In practice, there are details to consider when manipulating scalars/vectors. But I haven't included them here for the sake of clarity. I recommend checking out github for more details.


pub fn matmul(tr: &mut Trace, a_id: NodeId, b_id: NodeId) -> NodeId{
let a= tr.get_tensor(a_id).clone();
let b = tr.get_tensor(b_id).clone();

let a_rank = a.shape.len();
let b_rank = b.shape.len();

let c = tensor_mul(&a, &b);

let vjp = move |g_out: &Tensor| -> SmallVec<[(NodeId, Tensor); 2]>{

let ga = tensor_mul(&g_out, &b.mat_transpose()).sum_over_broadcasted_batches(&a.shape);
let gb = tensor_mul(&a.mat_transpose(), &g_out).sum_over_broadcasted_batches(&b.shape);

smallvec![(a_id, ga), (b_id, gb)]


};

tr.push(crate::trace::Node { value: c, parents_id: smallvec![a_id, b_id], vjp: Some(Box::new(vjp)), is_param: false })
}

Element-by-element function

It's very simple to implement:

pub fn apply<F>(tr: &mut Trace, a_id: NodeId, f_apply: F, f_backwards: fn(f32) -> f32) -> NodeId
where
F: Fn(f32) -> f32,

{
let a= tr.get_tensor(a_id).clone();
let c = a.apply(f_apply);


let vjp = move |g_out: &Tensor| -> SmallVec<[(NodeId, Tensor); 2]>{
smallvec![(a_id, hadamard_mul_direct(&a.apply(f_backwards), g_out).sum_over_broadcasted_batches(&a.shape))]

};

tr.push(crate::trace::Node { value: c, parents_id: smallvec![a_id], vjp: Some(Box::new(vjp)), is_param: false })
}

It takes the function f_apply and its derivative f_backwards as arguments.

Tanh, ReLU

It becomes very simple:


pub fn tanh(tr: &mut Trace, a_id: NodeId) -> NodeId{
apply(tr, a_id, |x| x.tanh(), |x| 1f32-x.tanh()*x.tanh())
}

pub fn relu(tr: &mut Trace, a_id: NodeId) -> NodeId{
apply(tr, a_id, |x| x.max(0f32), |x| if x >= 0f32 {1f32} else{0f32})
}

Backward pass

Now that we have constructed the graph and each node has its vjp (or not), we just need to call these functions in the right order.

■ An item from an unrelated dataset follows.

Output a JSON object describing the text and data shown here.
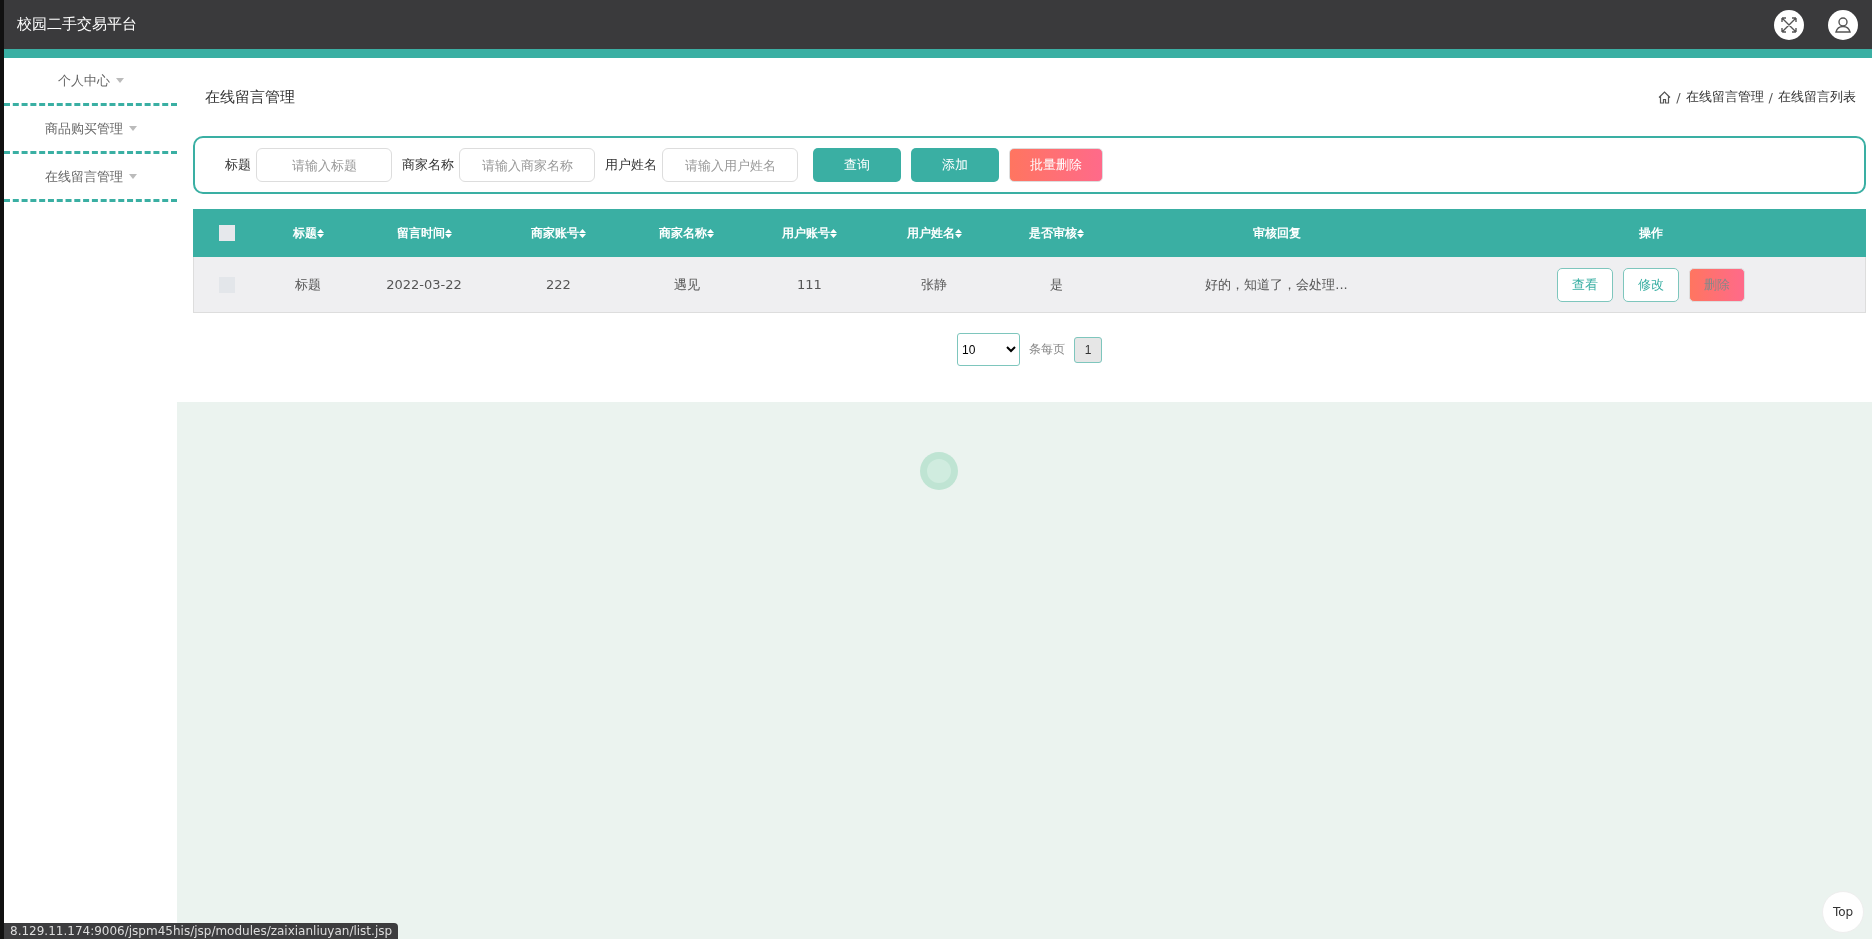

Récupérer les gradients des parents

impl Trace{
pub fn accum(slot: &mut Option<Tensor>, delta: Tensor)
{
*slot =Some(
match slot.take(){
Some(g) => &g+&delta,
None =>delta
}
)
}

pub fn backward_param_grads(&self, root: NodeId) -> Vec<Tensor>
{
let order = self.order(root);

let mut grads: Vec<Option<Tensor>> = vec![None; self.len()];
grads[root] = Some(Tensor::ones(&self.get_tensor(root).shape));

for &node_id in order.iter(){
let Some(ref g_out) = grads[node_id] else {continue}; // easier way to put a match
if let Some(ref vjp) = self.nodes[node_id].vjp{ // if he has a vjp
for (parent_id, tensor) in vjp(g_out){
Trace::accum(&mut grads[parent_id], tensor);
}
}
}

let mut res = Vec::with_capacity(self.params_id.len());
for &id in &self.params_id{
res.push(grads[id].as_ref().unwrap_or_else(|| panic!("dynamic: le gradient of a parameter is not found")).clone());
}
res

}
}

We therefore have a method for obtaining the gradients of the operation graph.